We left early on Tuesday morning, following two other yachts out of the pass. With 160-170 miles to run, we hoped to be in Vava'u before dark the next day. The passage was a rough one with 12 hours straight of rain and lightning that evening. The winds alternated between light and moderate as we passed in and out of squalls and was mostly in front of the beam. Then about 20 miles out the predicted very light tail winds materialized and we realized that we would not make it in before dark unless we motored. As we approached, the Vava'u group was hidden by squall after squall with one real whopper where the winds and rain whipped the ocean into a froth and we hurriedly covered the little tiller-autopilot with towels and a plastic bag to keep out the rain.
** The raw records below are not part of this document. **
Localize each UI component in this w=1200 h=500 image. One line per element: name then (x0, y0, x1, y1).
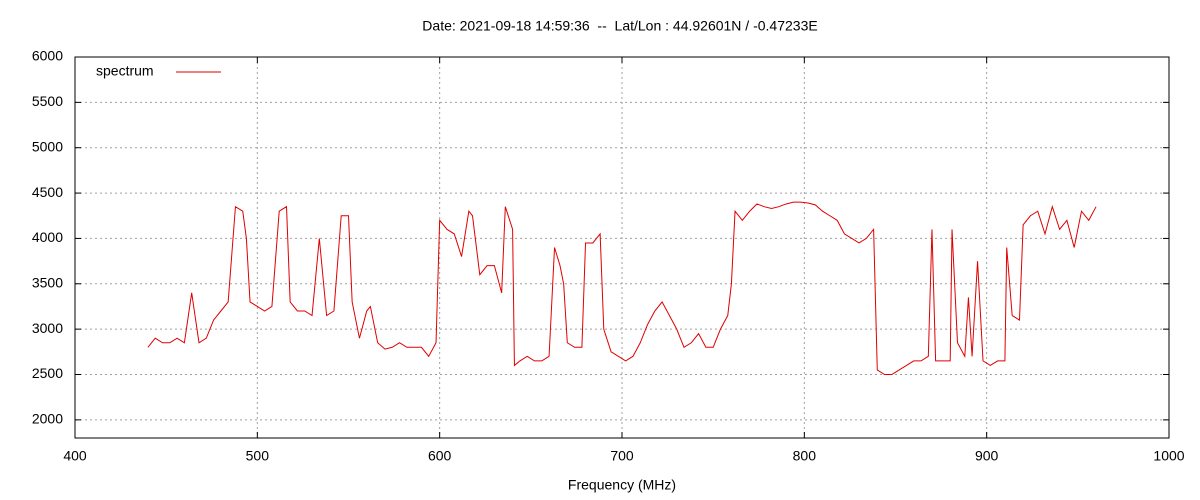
y-tick-label: 3000 (32, 320, 63, 336)
x-tick-label: 600 (428, 448, 452, 464)
x-tick-label: 500 (246, 448, 270, 464)
x-tick-label: 700 (610, 448, 634, 464)
y-tick-label: 4500 (32, 184, 63, 200)
x-axis-label: Frequency (MHz) (568, 477, 676, 493)
plot-frame (74, 56, 1170, 439)
x-tick-label: 900 (975, 448, 999, 464)
y-tick-label: 5000 (32, 138, 63, 154)
y-tick-label: 5500 (32, 93, 63, 109)
y-tick-label: 6000 (32, 48, 63, 64)
legend-label: spectrum (96, 63, 154, 79)
x-tick-label: 400 (63, 448, 87, 464)
chart-title: Date: 2021-09-18 14:59:36 -- Lat/Lon : 4… (422, 18, 817, 34)
y-tick-label: 2500 (32, 365, 63, 381)
x-tick-label: 1000 (1153, 448, 1184, 464)
y-tick-label: 4000 (32, 229, 63, 245)
y-tick-label: 3500 (32, 274, 63, 290)
spectrum-line (147, 201, 1097, 375)
x-tick-label: 800 (793, 448, 817, 464)
y-tick-label: 2000 (32, 411, 63, 427)
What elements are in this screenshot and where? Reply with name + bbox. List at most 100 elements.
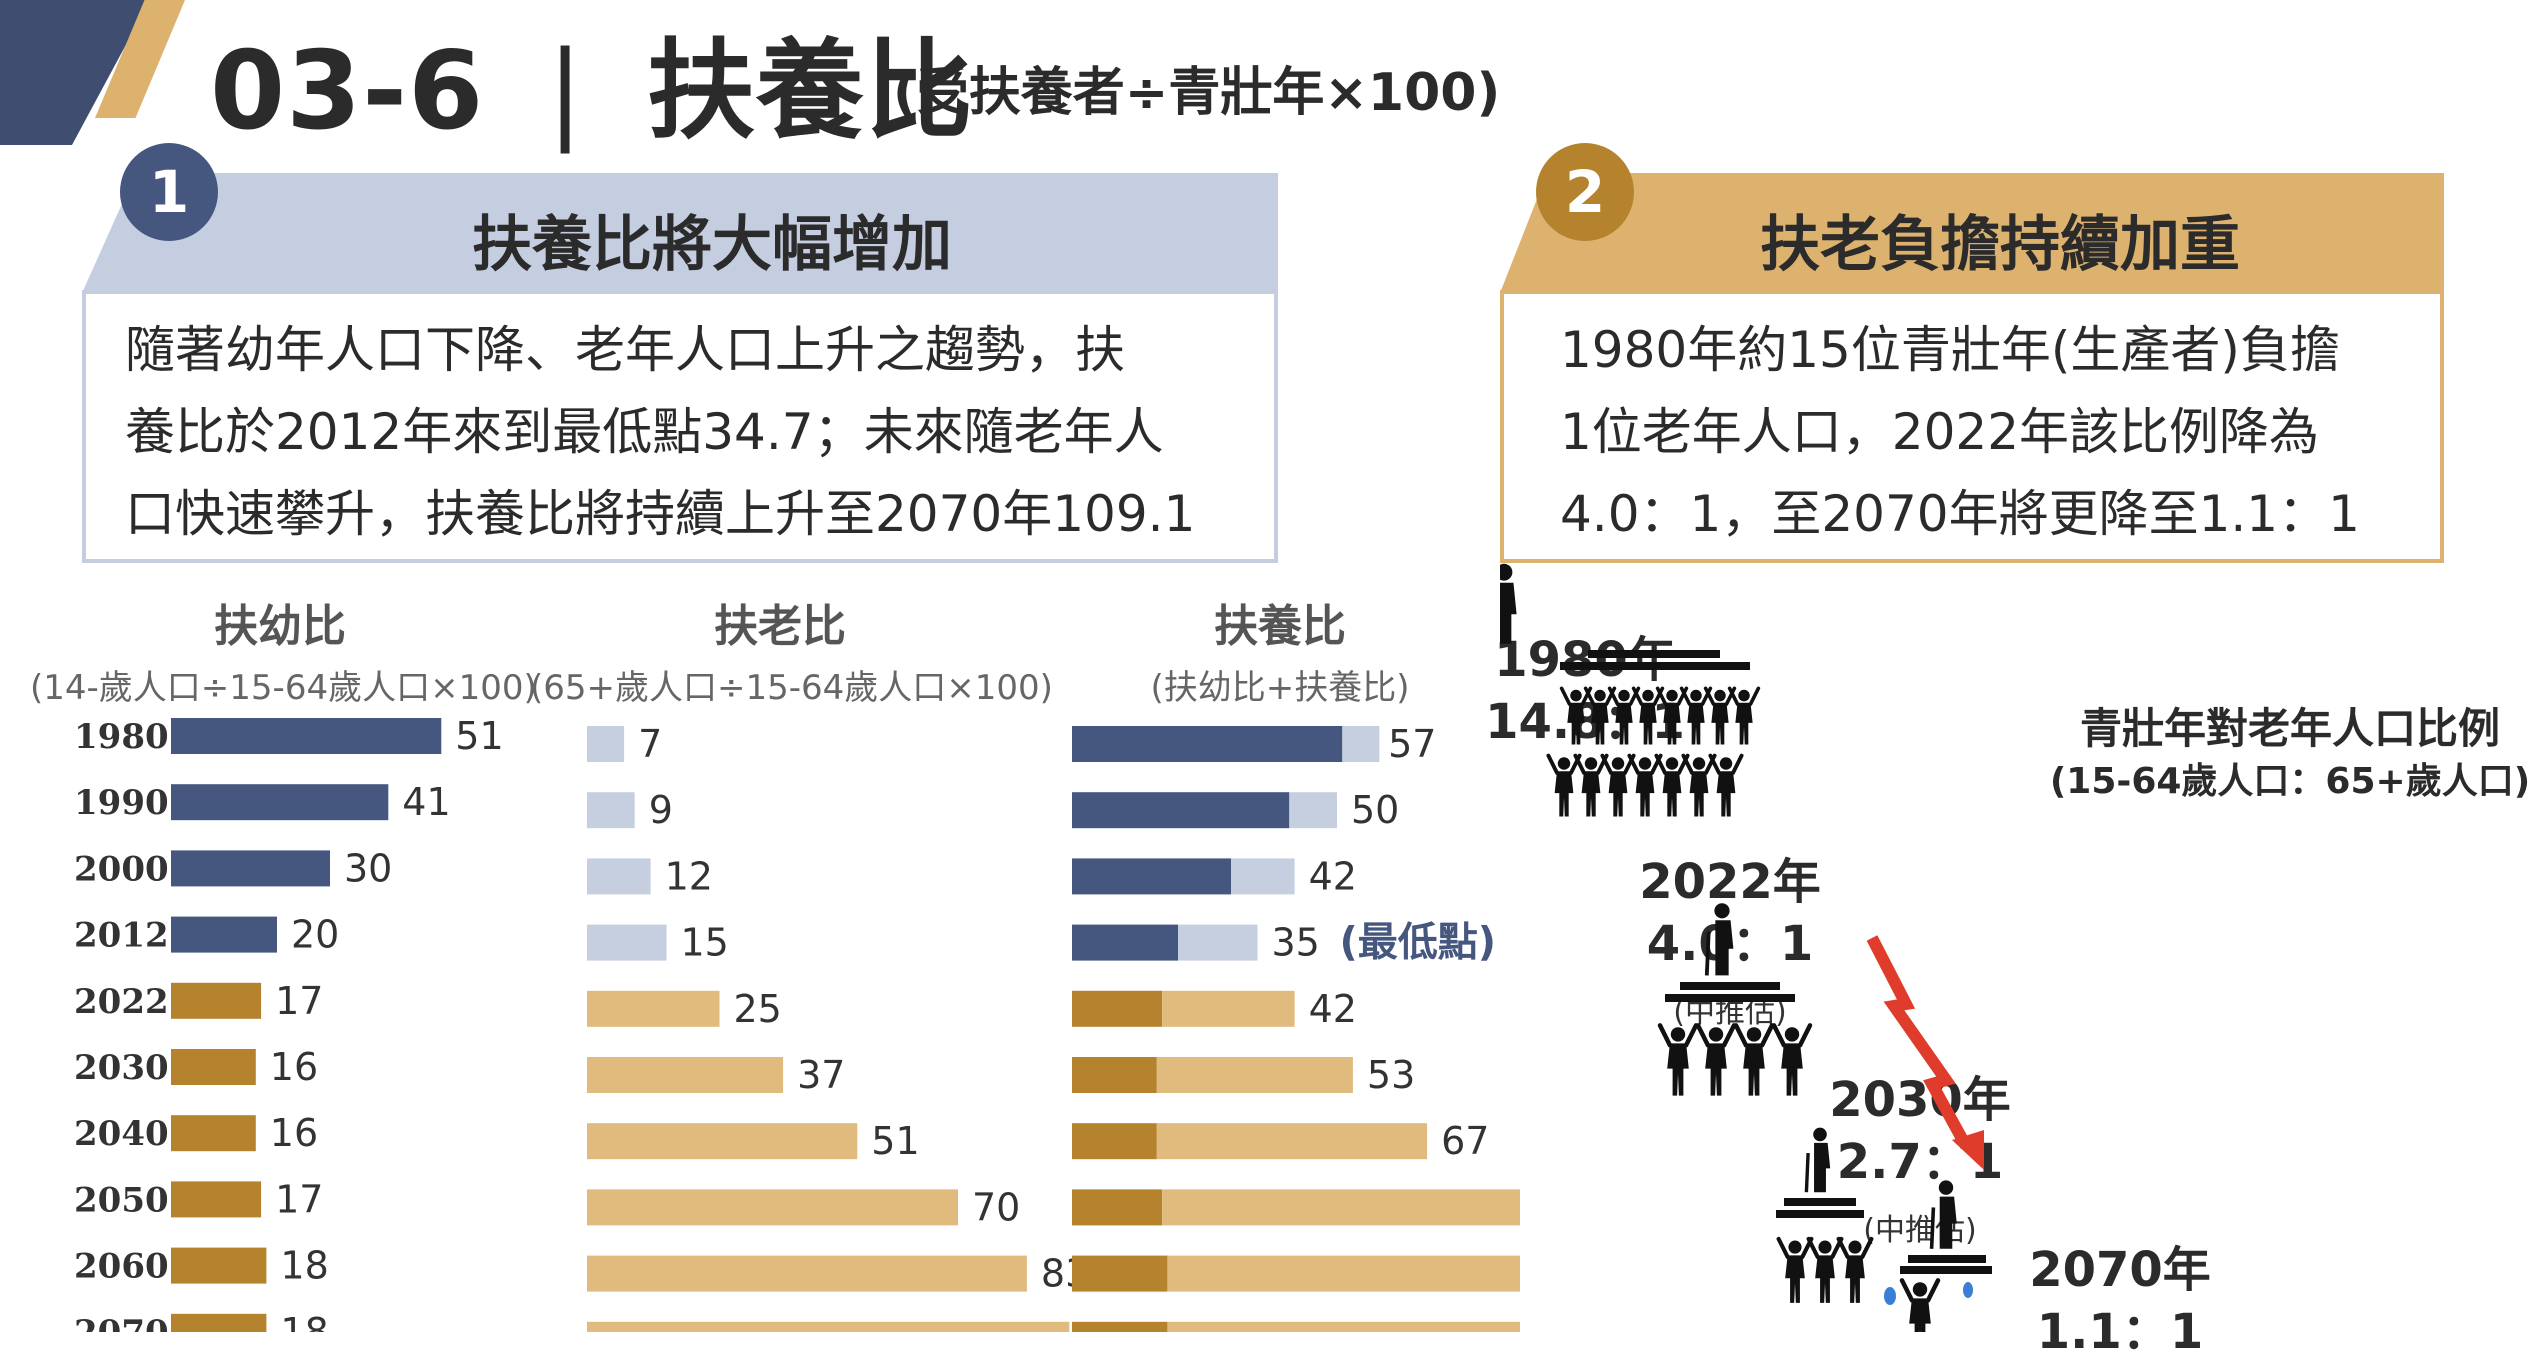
- youth-bar: [171, 916, 277, 953]
- total-value-label: 50: [1351, 788, 1399, 832]
- total-elderly-segment: [1162, 1189, 1520, 1226]
- ratio-2070-year: 2070年: [2029, 1242, 2211, 1298]
- panel2-header: [1500, 173, 2444, 293]
- elder-icon: [1804, 1127, 1831, 1193]
- ratio-legend-subtitle: (15-64歲人口：65+歲人口): [2049, 761, 2531, 802]
- total-value-label: 35: [1272, 921, 1320, 965]
- youth-bar: [171, 718, 442, 754]
- year-tick-label: 2022: [74, 982, 169, 1022]
- youth-bar: [171, 1247, 267, 1284]
- person-icon: [1657, 1023, 1699, 1096]
- year-tick-label: 2070: [74, 1313, 169, 1332]
- total-elderly-segment: [1342, 726, 1380, 762]
- plank-bar: [1588, 650, 1720, 658]
- panel2-body: [1500, 290, 2444, 563]
- year-tick-label: 1990: [74, 783, 169, 823]
- person-icon: [1654, 753, 1690, 817]
- person-icon: [1627, 753, 1663, 817]
- chart3-title: 扶養比: [1214, 601, 1346, 652]
- person-icon: [1573, 753, 1609, 817]
- plank-bar: [1776, 1210, 1864, 1218]
- year-tick-label: 1980: [74, 717, 169, 757]
- total-youth-segment: [1072, 1255, 1168, 1292]
- title-separator: |: [546, 29, 585, 154]
- total-youth-segment: [1072, 1189, 1163, 1226]
- person-icon: [1708, 753, 1744, 817]
- panel1-line: 養比於2012年來到最低點34.7；未來隨老年人: [125, 403, 1164, 461]
- youth-value-label: 30: [344, 846, 392, 890]
- total-youth-segment: [1072, 990, 1163, 1027]
- year-tick-label: 2012: [74, 916, 169, 956]
- total-value-label: 67: [1441, 1119, 1489, 1163]
- ratio-legend-title: 青壯年對老年人口比例: [2079, 704, 2500, 753]
- people-pyramid-illustration: [1500, 563, 1992, 1332]
- ratio-2030-year: 2030年: [1829, 1072, 2011, 1128]
- youth-value-label: 17: [275, 1177, 323, 1221]
- person-icon: [1583, 686, 1617, 745]
- person-icon: [1733, 1023, 1775, 1096]
- youth-value-label: 16: [270, 1045, 318, 1089]
- youth-value-label: 16: [270, 1111, 318, 1155]
- person-icon: [1655, 686, 1689, 745]
- year-tick-label: 2040: [74, 1114, 169, 1154]
- chart3-subtitle: (扶幼比+扶養比): [1150, 668, 1410, 708]
- plank-bar: [1900, 1266, 1992, 1274]
- youth-bar: [171, 982, 262, 1019]
- panel1-line: 口快速攀升，扶養比將持續上升至2070年109.1: [125, 485, 1196, 543]
- plank-bar: [1560, 662, 1750, 670]
- year-tick-label: 2000: [74, 849, 169, 889]
- plank-bar: [1908, 1255, 1986, 1263]
- elderly-value-label: 70: [972, 1185, 1020, 1229]
- decline-arrow: [1866, 935, 1972, 1149]
- elder-icon: [1500, 563, 1517, 644]
- person-icon: [1631, 686, 1665, 745]
- ratio-2022-year: 2022年: [1639, 854, 1821, 910]
- total-elderly-segment: [1231, 858, 1295, 895]
- total-value-label: 57: [1388, 722, 1436, 766]
- chart1-subtitle: (14-歲人口÷15-64歲人口×100): [30, 668, 537, 708]
- person-icon: [1771, 1023, 1813, 1096]
- section-number: 03-6: [210, 29, 485, 154]
- person-icon: [1607, 686, 1641, 745]
- panel2-line: 1980年約15位青壯年(生產者)負擔: [1560, 321, 2340, 379]
- elder-icon: [1929, 1180, 1957, 1249]
- year-tick-label: 2060: [74, 1247, 169, 1287]
- panel1-body: [82, 290, 1278, 563]
- elderly-value-label: 25: [734, 987, 782, 1031]
- page-subtitle: (受扶養者÷青壯年×100): [893, 63, 1501, 123]
- youth-bar: [171, 784, 389, 821]
- panel1-text: 隨著幼年人口下降、老年人口上升之趨勢，扶 養比於2012年來到最低點34.7；未…: [125, 309, 1195, 555]
- elderly-bar: [587, 1123, 858, 1160]
- plank-bar: [1680, 982, 1780, 990]
- chart1-title: 扶幼比: [214, 601, 346, 652]
- total-youth-segment: [1072, 924, 1178, 961]
- elderly-bar: [587, 990, 720, 1027]
- elderly-bar: [587, 858, 651, 895]
- elderly-value-label: 9: [649, 788, 673, 832]
- total-value-label: 53: [1367, 1053, 1415, 1097]
- elderly-bar: [587, 1189, 958, 1226]
- elderly-bar: [587, 726, 625, 762]
- plank-bar: [1665, 994, 1795, 1002]
- total-elderly-segment: [1178, 924, 1258, 961]
- elderly-bar: [587, 1057, 784, 1093]
- decline-arrow-head: [1952, 1130, 1984, 1170]
- person-icon: [1681, 753, 1717, 817]
- year-tick-label: 2030: [74, 1048, 169, 1088]
- elderly-bar: [587, 1321, 1070, 1332]
- person-icon: [1776, 1236, 1814, 1303]
- elderly-value-label: 12: [665, 854, 713, 898]
- person-icon: [1836, 1236, 1874, 1303]
- panel2-text: 1980年約15位青壯年(生產者)負擔 1位老年人口，2022年該比例降為 4.…: [1560, 309, 2360, 555]
- ratio-2030-note: (中推估): [1863, 1213, 1977, 1248]
- person-icon: [1546, 753, 1582, 817]
- person-icon: [1703, 686, 1737, 745]
- title-text: 扶養比: [646, 29, 974, 154]
- youth-value-label: 18: [280, 1310, 328, 1332]
- elderly-value-label: 51: [871, 1119, 919, 1163]
- lowest-point-annotation: (最低點): [1340, 920, 1497, 966]
- total-youth-segment: [1072, 858, 1231, 895]
- chart2-title: 扶老比: [714, 601, 846, 652]
- total-elderly-segment: [1167, 1255, 1520, 1292]
- elderly-value-label: 37: [797, 1053, 845, 1097]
Visibility was down to less than a quarter of a mile, making us quite nervous as we approached the obscured harbour entrance. A small fishing boat materialised out of the vapour. I was naked in the rain and yelled to Rani for a pair of briefs and shorts to avoid embarrassing the conservative Tongans.
The islands in Vava'u are lovely, even seen through the rain and mist of that first day. There are dozens of them, rising straight up from the ocean, ranging from tiny tea-cup shaped lumps to the main island, which has several bays and peninsulas and stretches for about 10 miles in all directions. The climate here is noticeably cooler and we finally feel like we are heading south and into a more temperate world.
Vava'u is a center for various charter fleets and Moorings publishes a guide to the area in which all their recommended anchorages are numbered. There is such a large yachting community here that they have their own morning radio net on VHF channel 26, which is also the de facto hailing frequency. Unfortunately it is also the chatting frequency for several of the ex-pats who make this their home and it has only taken me one day to get annoyed enough that I will probably keep the radio off or tuned to a different frequency.
For various reasons, most boats doing the passage to New Zealand will be leaving in or around early November. Because Tonga is a popular jumping off point, we are now back amongst a congregation of the cruising fleet, many of whom we have met in various other points along the coconut milk run. It will be fun to catch up with our friends and listen to their stories. We will likely stay in Vava'u for a couple of weeks moving between islands, exploring the caves, hiking, and snorkeling.